Current practices creating a 'perfect storm' for antibiotic resistance: 6 takeaways

Are we on the precipice falling into a world without effective antibiotics?

"[T]he confluence of inexpensive medicines, sometimes of dubious quality, widespread use of antibiotics, instead of the more traditional and effective methods of hygiene, in addition to the physician incentives to overprescribe and the vast dense urban settings, have created a perfect storm for the emergence of drug-resistant bacteria," Roger Bate, an economist and international health policy researcher, wrote in a column for the American Enterprise Institute.

Here are six takeaways on the factors laying the groundwork for an antimicrobial "perfect storm" from Mr. Bate's article, based on his recently published research in Economic Perspectives, a policy paper series by the American Enterprise Institute.

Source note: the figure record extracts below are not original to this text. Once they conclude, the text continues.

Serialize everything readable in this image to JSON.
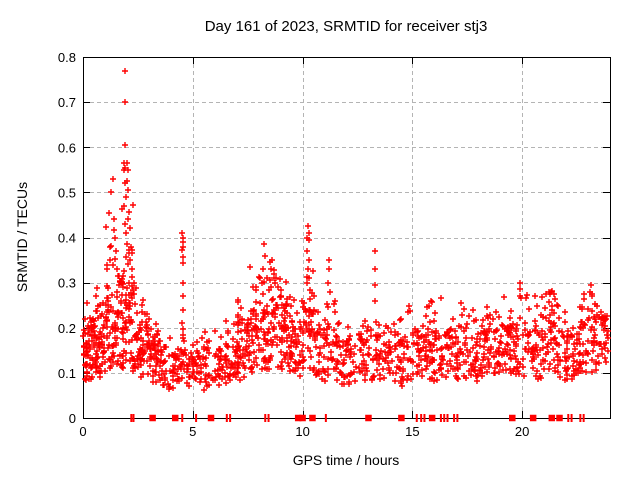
{
  "page": {
    "background": "#ffffff"
  },
  "chart_data": {
    "type": "scatter",
    "title": "Day 161 of 2023, SRMTID for receiver stj3",
    "xlabel": "GPS time / hours",
    "ylabel": "SRMTID / TECUs",
    "xlim": [
      0,
      24
    ],
    "ylim": [
      0,
      0.8
    ],
    "xticks": [
      0,
      5,
      10,
      15,
      20
    ],
    "xtick_labels": [
      "0",
      "5",
      "10",
      "15",
      "20"
    ],
    "yticks": [
      0,
      0.1,
      0.2,
      0.3,
      0.4,
      0.5,
      0.6,
      0.7,
      0.8
    ],
    "ytick_labels": [
      "0",
      "0.1",
      "0.2",
      "0.3",
      "0.4",
      "0.5",
      "0.6",
      "0.7",
      "0.8"
    ],
    "grid": true,
    "legend": false,
    "marker": {
      "shape": "plus",
      "color": "#ff0000",
      "size": 7
    },
    "grid_color": "#b4b4b4",
    "border_color": "#000000",
    "seed": 42,
    "outlier_points": [
      [
        1.9,
        0.77
      ],
      [
        1.9,
        0.7
      ],
      [
        1.9,
        0.605
      ],
      [
        1.88,
        0.565
      ],
      [
        1.93,
        0.555
      ],
      [
        1.86,
        0.55
      ],
      [
        1.9,
        0.52
      ],
      [
        1.36,
        0.53
      ],
      [
        1.29,
        0.5
      ],
      [
        1.17,
        0.455
      ],
      [
        1.06,
        0.424
      ],
      [
        1.4,
        0.44
      ],
      [
        1.45,
        0.4
      ],
      [
        1.21,
        0.38
      ],
      [
        1.5,
        0.37
      ],
      [
        1.25,
        0.35
      ],
      [
        1.38,
        0.34
      ],
      [
        1.1,
        0.33
      ],
      [
        2.02,
        0.565
      ],
      [
        2.05,
        0.55
      ],
      [
        2.0,
        0.525
      ],
      [
        2.07,
        0.505
      ],
      [
        2.1,
        0.457
      ],
      [
        2.06,
        0.44
      ],
      [
        1.95,
        0.49
      ],
      [
        1.85,
        0.47
      ],
      [
        2.15,
        0.42
      ],
      [
        1.98,
        0.41
      ],
      [
        1.9,
        0.43
      ],
      [
        2.2,
        0.38
      ],
      [
        2.12,
        0.35
      ],
      [
        2.25,
        0.33
      ],
      [
        2.3,
        0.3
      ],
      [
        4.52,
        0.41
      ],
      [
        4.54,
        0.4
      ],
      [
        4.55,
        0.39
      ],
      [
        4.57,
        0.38
      ],
      [
        4.53,
        0.372
      ],
      [
        4.55,
        0.357
      ],
      [
        4.56,
        0.343
      ],
      [
        4.54,
        0.3
      ],
      [
        4.55,
        0.27
      ],
      [
        4.56,
        0.24
      ],
      [
        4.53,
        0.21
      ],
      [
        4.55,
        0.185
      ],
      [
        8.26,
        0.385
      ],
      [
        8.3,
        0.36
      ],
      [
        8.5,
        0.345
      ],
      [
        8.55,
        0.33
      ],
      [
        8.6,
        0.35
      ],
      [
        8.2,
        0.33
      ],
      [
        8.4,
        0.31
      ],
      [
        8.7,
        0.32
      ],
      [
        8.75,
        0.3
      ],
      [
        8.15,
        0.3
      ],
      [
        8.9,
        0.29
      ],
      [
        9.0,
        0.27
      ],
      [
        7.9,
        0.29
      ],
      [
        8.05,
        0.31
      ],
      [
        10.25,
        0.425
      ],
      [
        10.27,
        0.41
      ],
      [
        10.22,
        0.4
      ],
      [
        10.3,
        0.395
      ],
      [
        10.2,
        0.37
      ],
      [
        10.28,
        0.35
      ],
      [
        10.24,
        0.33
      ],
      [
        10.3,
        0.31
      ],
      [
        10.2,
        0.3
      ],
      [
        11.2,
        0.35
      ],
      [
        11.22,
        0.33
      ],
      [
        11.18,
        0.3
      ],
      [
        11.25,
        0.28
      ],
      [
        13.3,
        0.37
      ],
      [
        13.28,
        0.33
      ],
      [
        13.32,
        0.295
      ],
      [
        13.3,
        0.26
      ],
      [
        19.9,
        0.3
      ],
      [
        19.92,
        0.285
      ],
      [
        19.88,
        0.27
      ],
      [
        20.6,
        0.27
      ],
      [
        21.3,
        0.28
      ],
      [
        16.3,
        0.265
      ],
      [
        17.2,
        0.255
      ],
      [
        23.15,
        0.295
      ],
      [
        23.1,
        0.28
      ],
      [
        23.2,
        0.27
      ]
    ],
    "noise_bands": [
      [
        0.0,
        0.5,
        70,
        0.08,
        0.2,
        0.26
      ],
      [
        0.5,
        1.0,
        55,
        0.09,
        0.18,
        0.3
      ],
      [
        1.0,
        1.6,
        60,
        0.1,
        0.25,
        0.42
      ],
      [
        1.6,
        2.3,
        85,
        0.1,
        0.3,
        0.48
      ],
      [
        2.3,
        3.0,
        70,
        0.09,
        0.2,
        0.3
      ],
      [
        3.0,
        3.6,
        55,
        0.08,
        0.17,
        0.22
      ],
      [
        3.6,
        4.4,
        45,
        0.06,
        0.14,
        0.18
      ],
      [
        4.4,
        4.7,
        15,
        0.08,
        0.16,
        0.2
      ],
      [
        4.7,
        5.5,
        45,
        0.06,
        0.14,
        0.18
      ],
      [
        5.5,
        6.5,
        55,
        0.07,
        0.15,
        0.2
      ],
      [
        6.5,
        7.5,
        55,
        0.08,
        0.16,
        0.22
      ],
      [
        7.0,
        7.6,
        25,
        0.12,
        0.22,
        0.3
      ],
      [
        7.5,
        8.5,
        80,
        0.1,
        0.24,
        0.34
      ],
      [
        8.5,
        9.3,
        70,
        0.1,
        0.25,
        0.33
      ],
      [
        9.3,
        10.0,
        55,
        0.09,
        0.2,
        0.27
      ],
      [
        10.0,
        10.6,
        50,
        0.1,
        0.24,
        0.33
      ],
      [
        10.6,
        11.5,
        55,
        0.08,
        0.2,
        0.28
      ],
      [
        11.5,
        12.5,
        60,
        0.07,
        0.17,
        0.22
      ],
      [
        12.5,
        13.6,
        60,
        0.08,
        0.18,
        0.24
      ],
      [
        13.6,
        14.8,
        65,
        0.07,
        0.17,
        0.24
      ],
      [
        14.8,
        15.8,
        60,
        0.08,
        0.18,
        0.25
      ],
      [
        15.8,
        17.0,
        70,
        0.08,
        0.19,
        0.27
      ],
      [
        17.0,
        18.0,
        60,
        0.08,
        0.18,
        0.25
      ],
      [
        18.0,
        19.0,
        65,
        0.09,
        0.19,
        0.26
      ],
      [
        19.0,
        19.8,
        55,
        0.09,
        0.2,
        0.28
      ],
      [
        19.8,
        20.9,
        60,
        0.08,
        0.2,
        0.28
      ],
      [
        20.9,
        21.7,
        55,
        0.1,
        0.22,
        0.285
      ],
      [
        21.7,
        22.6,
        55,
        0.08,
        0.18,
        0.24
      ],
      [
        22.6,
        23.4,
        55,
        0.1,
        0.22,
        0.29
      ],
      [
        23.4,
        23.9,
        35,
        0.12,
        0.22,
        0.26
      ]
    ],
    "zero_markers": {
      "squares": [
        3.17,
        4.2,
        5.83,
        9.8,
        10.0,
        10.45,
        13.0,
        14.5,
        15.9,
        19.55,
        20.5,
        21.35,
        21.7
      ],
      "bars": [
        2.2,
        2.3,
        4.52,
        5.15,
        6.55,
        6.7,
        8.3,
        8.45,
        11.06,
        15.2,
        15.4,
        15.55,
        16.3,
        16.45,
        16.6,
        16.9,
        17.05,
        22.1,
        22.25,
        22.65,
        22.8
      ]
    }
  }
}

  • The risk of rampant antibiotic resistance is accelerating in part because inferior ingredients and inadequate production techniques are being used to create the stores of antibiotics used today. The companies producing these medicines have few financial incentives to investigate novel antimicrobial agents and as more and more antibiotics become ineffective, the options for alternatives are becoming slimmer and slimmer.
  • Poor quality medications are in large part to blame for the growing problem. India is one of the "ground zeros" for issues arising from substandard medications. Research suggests treatment with antibiotic medications that use sub-therapeutic concentrations of active ingredients trigger the proliferation of resistant bacterial strains.
  • Due to the nature of the drug production industry, manufacturers seek the lowest-cost productions methods. In the West, physician feedback and regulations tend to quash long-term survival of poor-quality products, but in emerging nations, there is much less scrutiny for drug companies. In some nations, this type of "corner-cutting" is actually defended by federal regulation.
  • In some of these nations, namely India, where much of Mr. Bate's research is centered, widely available medications offer sub-therapeutic levels of antibiotics and they become a substitute for proper sanitation and are available over the counter. This is the foundation of a breeding ground where superbugs can adapt and become resistant. India not the only nation with this problem, but multiple strains of resistant bugs are thought to have originated there.
  • The lack of standards in antibiotic production from country to country has been identified for many of the most important antibiotics. While some regulations exist in the West to weed out and control for the importation and use of substandard medicines, that does little to stop the spread of bacterial strains that grow resistant elsewhere and then traverse the globe.
  • The author concludes the international medicine community and global regulatory bodies must agree on more effective methods to identify substandard antibiotics and remove them from the supply chain. Otherwise there is a risk of returning to the pre-antibiotic era where infections that are now routinely treatable will transform into life-threatening situations.